In einer gemeinsamen Erklärung betonten die Minister die zentrale Rolle des amerikanisch-japanischen Bündnisses als Grundlage für Frieden, Sicherheit und Wohlstand im indopazifischen Raum und darüber hinaus. Ein zentraler Beschluss hierbei ist die Einrichtung eines gemeinsamen militärischen Hauptquartiers in Japan, das die Koordination zwischen den Streitkräften beider Nationen optimieren soll.

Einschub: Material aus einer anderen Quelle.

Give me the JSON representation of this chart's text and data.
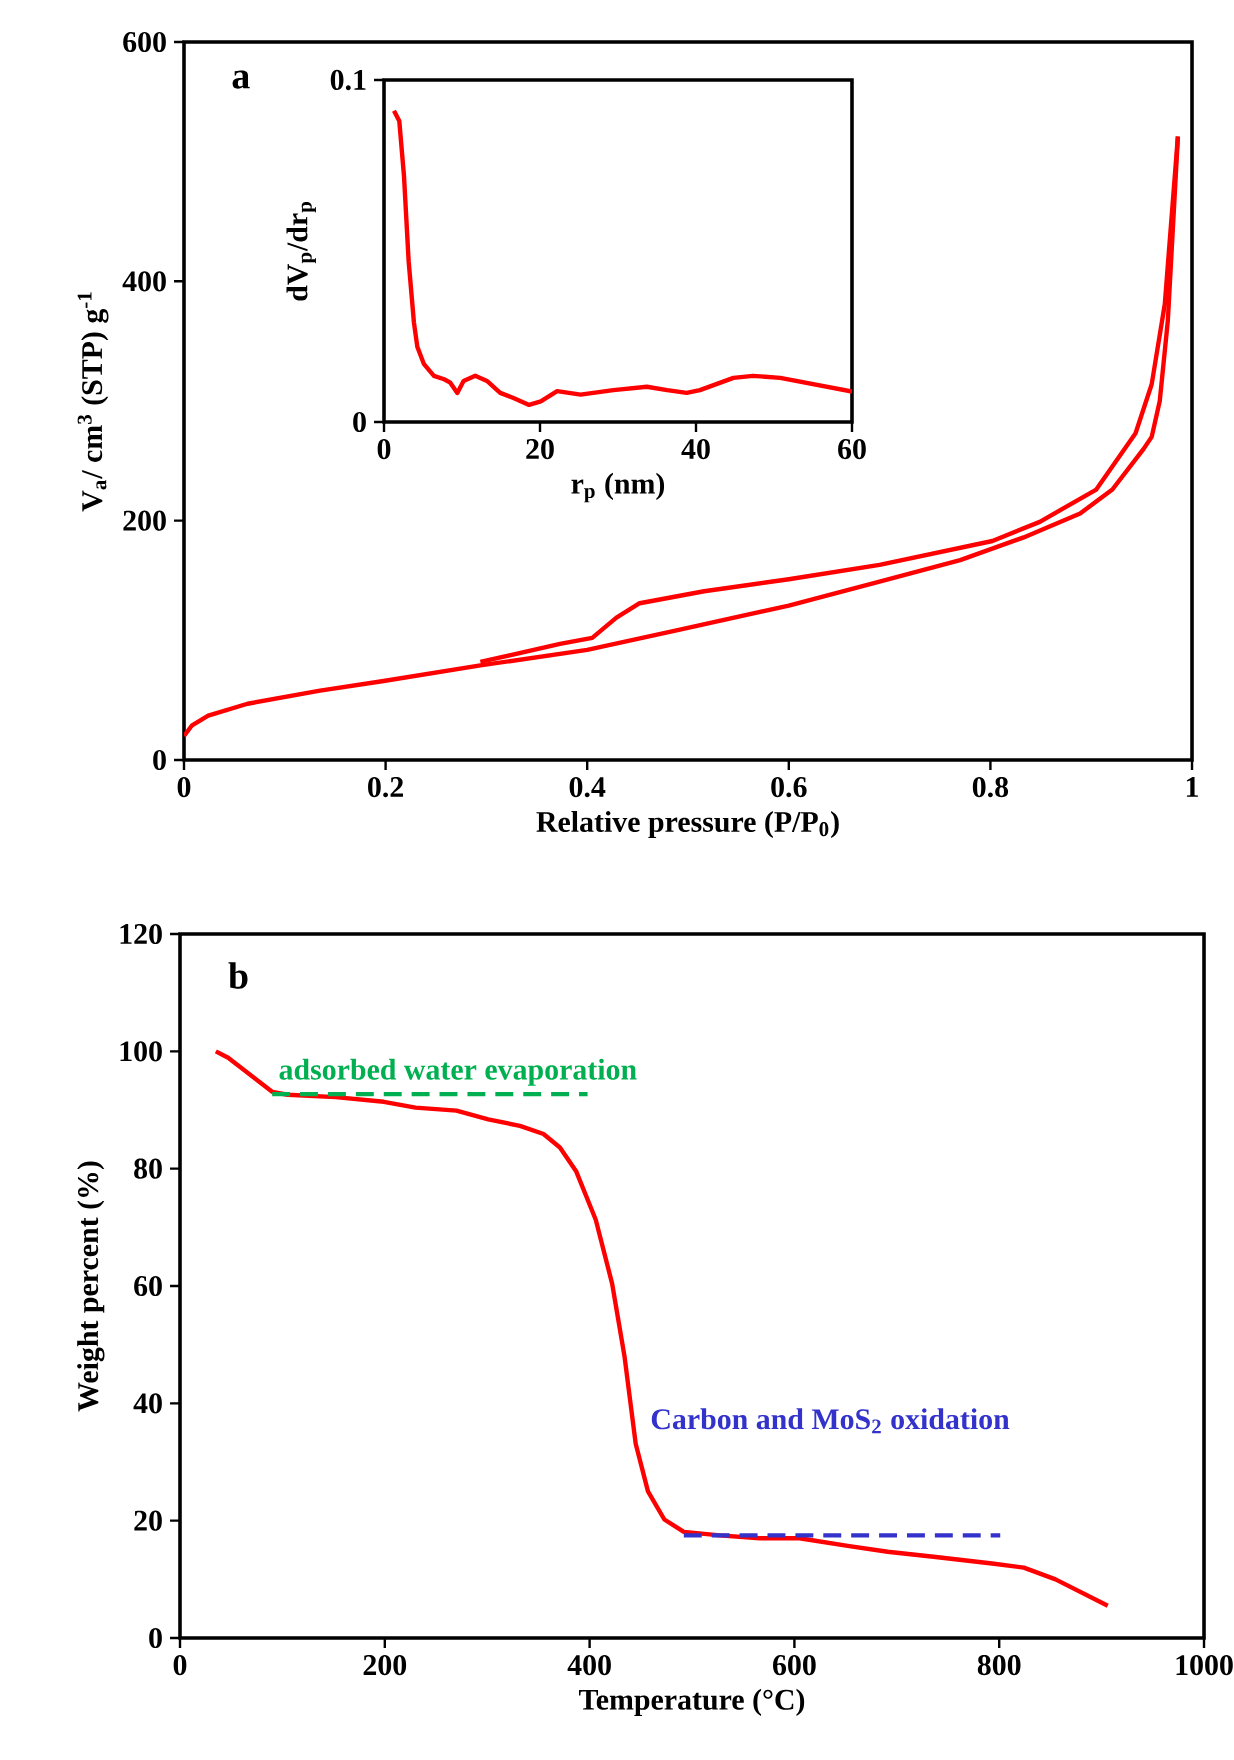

Zusätzlich unterstrichen Blinken und Austin die Bedeutung der erweiterten Abschreckung seitens der USA zum Schutz Japans. Dieser Begriff umfasst die vollständige Palette der militärischen Fähigkeiten der USA, einschließlich Atomwaffen, um die Verteidigungsbereitschaft gegenüber Bedrohungen zu maximieren.
Die getroffenen Vereinbarungen spiegeln eine Reaktion auf die zunehmenden Risiken in der Region wider. Chinas Außenpolitik wird als Bemühung angesehen, die internationale Ordnung zugunsten eigener Interessen und zum Schaden anderer Staaten zu modifizieren. Die stetige Machtausübung Chinas im Ost- und Südchinesischen Meer sowie der zügige Ausbau seines Atomwaffenarsenals stellen laut der Minister erhebliche Sorgen dar. Darüber hinaus kritisierten die Minister das fortschreitende Atomwaffen- und Raketenprogramm Nordkoreas und die wachsende Kooperation zwischen Russland, China und Nordkorea scharf.